As before stated, there is no allegation in the complaint and no proof on the trial that the agreement was made by the defendant, or in its behalf by its officers or by persons authorized to represent it, to issue its stock to the plaintiff. If the plaintiff rendered any services to the company or its officers he could recover for the value of the services rendered, but I cannot find any provision in the contract that imposes any obligation on the corporation. If the corporation employed the plaintiff to render services, it would be bound to pay him the value of those services. If these individuals wished him to accept a portion of their stock for the- services that he was to render to the corporation they had a perfect right to make *95such an agreement, and it could be enforced as against them. But I do not think there was at any time any contract, either made by the defendant corporation, or in its behalf by its officers or other persons authorized to represent it, or which imposed on defendant any obligation, or which created any obligation, which defendant ratified or confirmed, by which plaintiff was entitled to any shares of the capital stock from the corporation.

I think no cause of action was either alleged or proved against the defendant corporation, and it follows, therefore, that the judgment appealed from should be reversed, with costs, and the complaint dismissed, with costs.

Scott and Dowling, JJ., concurred; Olarke, J., taking no part; Hotchkiss, J., dissented.






Dissenting Opinion

Hotchkiss, J. (dissenting):

I think the judgment should be affirmed. Lyon, Cook, Canning and Felter as promoters of the company agreed together immediately prior to its incorporation that plaintiff should have twenty-five shares of stock in payment for the amounts to become due * * * for services to be rendered * * * to the company ” to its satisfaction. On its incorporation the above-named promoters became officers and directors of the company.
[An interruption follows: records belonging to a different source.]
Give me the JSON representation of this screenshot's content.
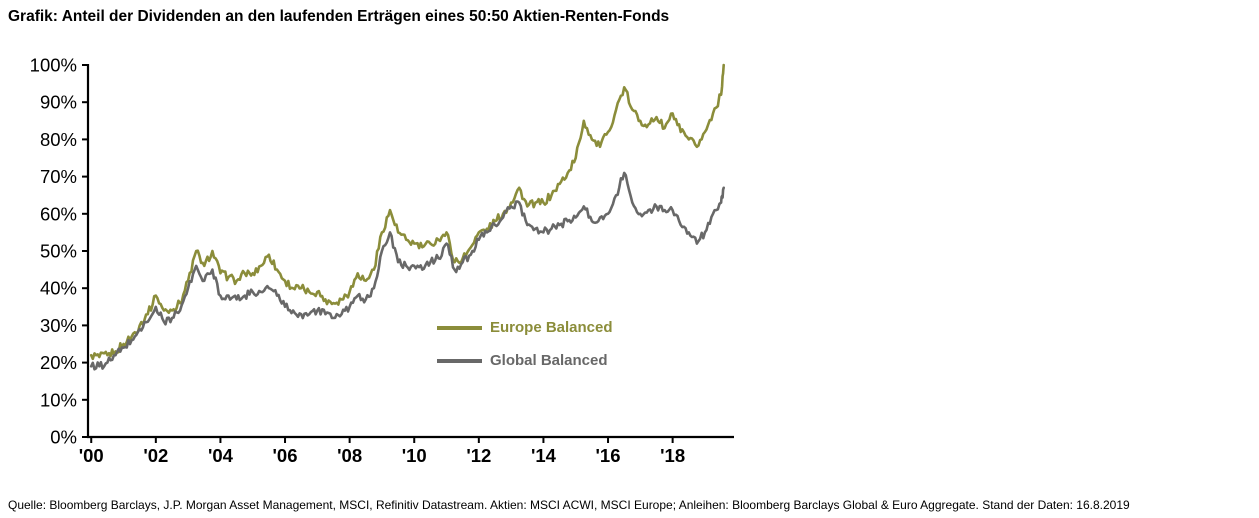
{
  "page": {
    "title": "Grafik: Anteil der Dividenden an den laufenden Erträgen eines 50:50 Aktien-Renten-Fonds",
    "source": "Quelle: Bloomberg Barclays, J.P. Morgan Asset Management, MSCI, Refinitiv Datastream. Aktien: MSCI ACWI, MSCI Europe; Anleihen: Bloomberg Barclays Global & Euro Aggregate. Stand der Daten: 16.8.2019"
  },
  "chart_data": {
    "type": "line",
    "title": "Anteil der Dividenden an den laufenden Erträgen eines 50:50 Aktien-Renten-Fonds",
    "xlabel": "",
    "ylabel": "",
    "xlim": [
      1999.9,
      2019.9
    ],
    "ylim": [
      0,
      100
    ],
    "grid": false,
    "legend_position": "inside-left-middle",
    "axis_color": "#000000",
    "x_ticks": [
      {
        "value": 2000,
        "label": "'00"
      },
      {
        "value": 2002,
        "label": "'02"
      },
      {
        "value": 2004,
        "label": "'04"
      },
      {
        "value": 2006,
        "label": "'06"
      },
      {
        "value": 2008,
        "label": "'08"
      },
      {
        "value": 2010,
        "label": "'10"
      },
      {
        "value": 2012,
        "label": "'12"
      },
      {
        "value": 2014,
        "label": "'14"
      },
      {
        "value": 2016,
        "label": "'16"
      },
      {
        "value": 2018,
        "label": "'18"
      }
    ],
    "y_ticks": [
      {
        "value": 0,
        "label": "0%"
      },
      {
        "value": 10,
        "label": "10%"
      },
      {
        "value": 20,
        "label": "20%"
      },
      {
        "value": 30,
        "label": "30%"
      },
      {
        "value": 40,
        "label": "40%"
      },
      {
        "value": 50,
        "label": "50%"
      },
      {
        "value": 60,
        "label": "60%"
      },
      {
        "value": 70,
        "label": "70%"
      },
      {
        "value": 80,
        "label": "80%"
      },
      {
        "value": 90,
        "label": "90%"
      },
      {
        "value": 100,
        "label": "100%"
      }
    ],
    "x": [
      2000,
      2000.25,
      2000.5,
      2000.75,
      2001,
      2001.25,
      2001.5,
      2001.75,
      2002,
      2002.25,
      2002.5,
      2002.75,
      2003,
      2003.25,
      2003.5,
      2003.75,
      2004,
      2004.25,
      2004.5,
      2004.75,
      2005,
      2005.25,
      2005.5,
      2005.75,
      2006,
      2006.25,
      2006.5,
      2006.75,
      2007,
      2007.25,
      2007.5,
      2007.75,
      2008,
      2008.25,
      2008.5,
      2008.75,
      2009,
      2009.25,
      2009.5,
      2009.75,
      2010,
      2010.25,
      2010.5,
      2010.75,
      2011,
      2011.25,
      2011.5,
      2011.75,
      2012,
      2012.25,
      2012.5,
      2012.75,
      2013,
      2013.25,
      2013.5,
      2013.75,
      2014,
      2014.25,
      2014.5,
      2014.75,
      2015,
      2015.25,
      2015.5,
      2015.75,
      2016,
      2016.25,
      2016.5,
      2016.75,
      2017,
      2017.25,
      2017.5,
      2017.75,
      2018,
      2018.25,
      2018.5,
      2018.75,
      2019,
      2019.25,
      2019.5,
      2019.58
    ],
    "series": [
      {
        "name": "Europe Balanced",
        "color": "#8b8d3a",
        "values": [
          22,
          21.5,
          22,
          23,
          25,
          27,
          30,
          33,
          38,
          34,
          34,
          36,
          42,
          50,
          46,
          50,
          44,
          43,
          42,
          44,
          44,
          46,
          49,
          45,
          42,
          40,
          40,
          39,
          39,
          37,
          36,
          37,
          39,
          44,
          42,
          45,
          55,
          61,
          55,
          53,
          52,
          51,
          52,
          53,
          55,
          47,
          48,
          51,
          55,
          56,
          58,
          60,
          63,
          67,
          62,
          63,
          63,
          65,
          68,
          71,
          75,
          85,
          80,
          78,
          82,
          88,
          94,
          88,
          85,
          84,
          86,
          83,
          87,
          82,
          80,
          78,
          82,
          87,
          92,
          100
        ]
      },
      {
        "name": "Global Balanced",
        "color": "#686868",
        "values": [
          19,
          19,
          20,
          22,
          24,
          26,
          29,
          31,
          35,
          31,
          32,
          34,
          40,
          46,
          42,
          45,
          38,
          38,
          37,
          38,
          39,
          39,
          40,
          38,
          35,
          34,
          33,
          33,
          34,
          33,
          32,
          33,
          35,
          38,
          37,
          40,
          50,
          55,
          47,
          46,
          46,
          45,
          47,
          48,
          52,
          45,
          47,
          49,
          53,
          55,
          57,
          59,
          62,
          63,
          57,
          56,
          55,
          56,
          57,
          58,
          59,
          62,
          58,
          59,
          60,
          65,
          71,
          63,
          60,
          61,
          62,
          61,
          61,
          57,
          55,
          52,
          55,
          60,
          63,
          67
        ]
      }
    ]
  }
}
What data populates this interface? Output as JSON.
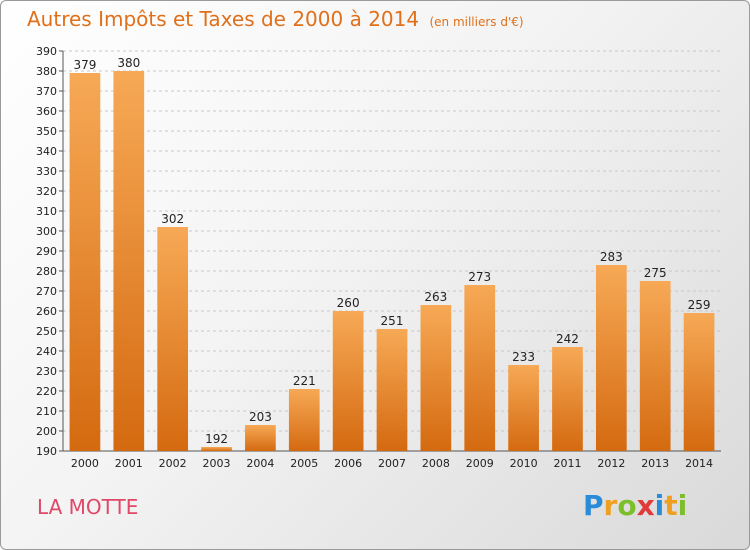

Cook, vice-president, swears that after the company was incorporated plaintiff was told of the arrangement. Plaintiff confirms him, and both say that in view of this arrangement and presumably in faith thereof, plaintiff was asked to open the books of the company, which he did, and performed other services as well. This seems to me to show acceptance of the contract by the plaintiff and the adoption thereof by the company. Plaintiff performed all the services required of him, and stood ready to perform such further services as might be required, and his action is one for damages for the breach of the contract. I do not think the Stock Corporation Law has anything to do with the case. Proof that all of the stock was issued and that the company was unable to issue to plaintiff any stock would have been no defense, because in such case he would be entitled to the value of the stock at the time he became entitled to receive it. As to the extent of plaintiff’s right to *96recover it might be argued that under the peculiar form of the agreement plaintiff was not entitled to claim twenty-five shares of stock for any service he might render, however small, and that the contract might be construed as an agreement to appropriate twenty-five shares, of which he was to receive so much as might represent the value of the services he might render. But the court charged the jury as follows: “ The question is, were the services which Cook employed the plaintiff to perform with regard to the books, the services contemplated and intended in this agreement,” and this question the jury must be assumed to have answered in plaintiff’s favor. On this theory the recovery was right, and the exclusion of the testimony offered by defendant to show the value of the services actually rendered by plaintiff was correct.

Under any circumstances the complaint should not be dismissed, for plaintiff was at least entitled to recover the value of stock equal to the value of the services he actually rendered.

Judgment reversed, with costs, and complaint dismissed, with costs. Order to be settled on notice.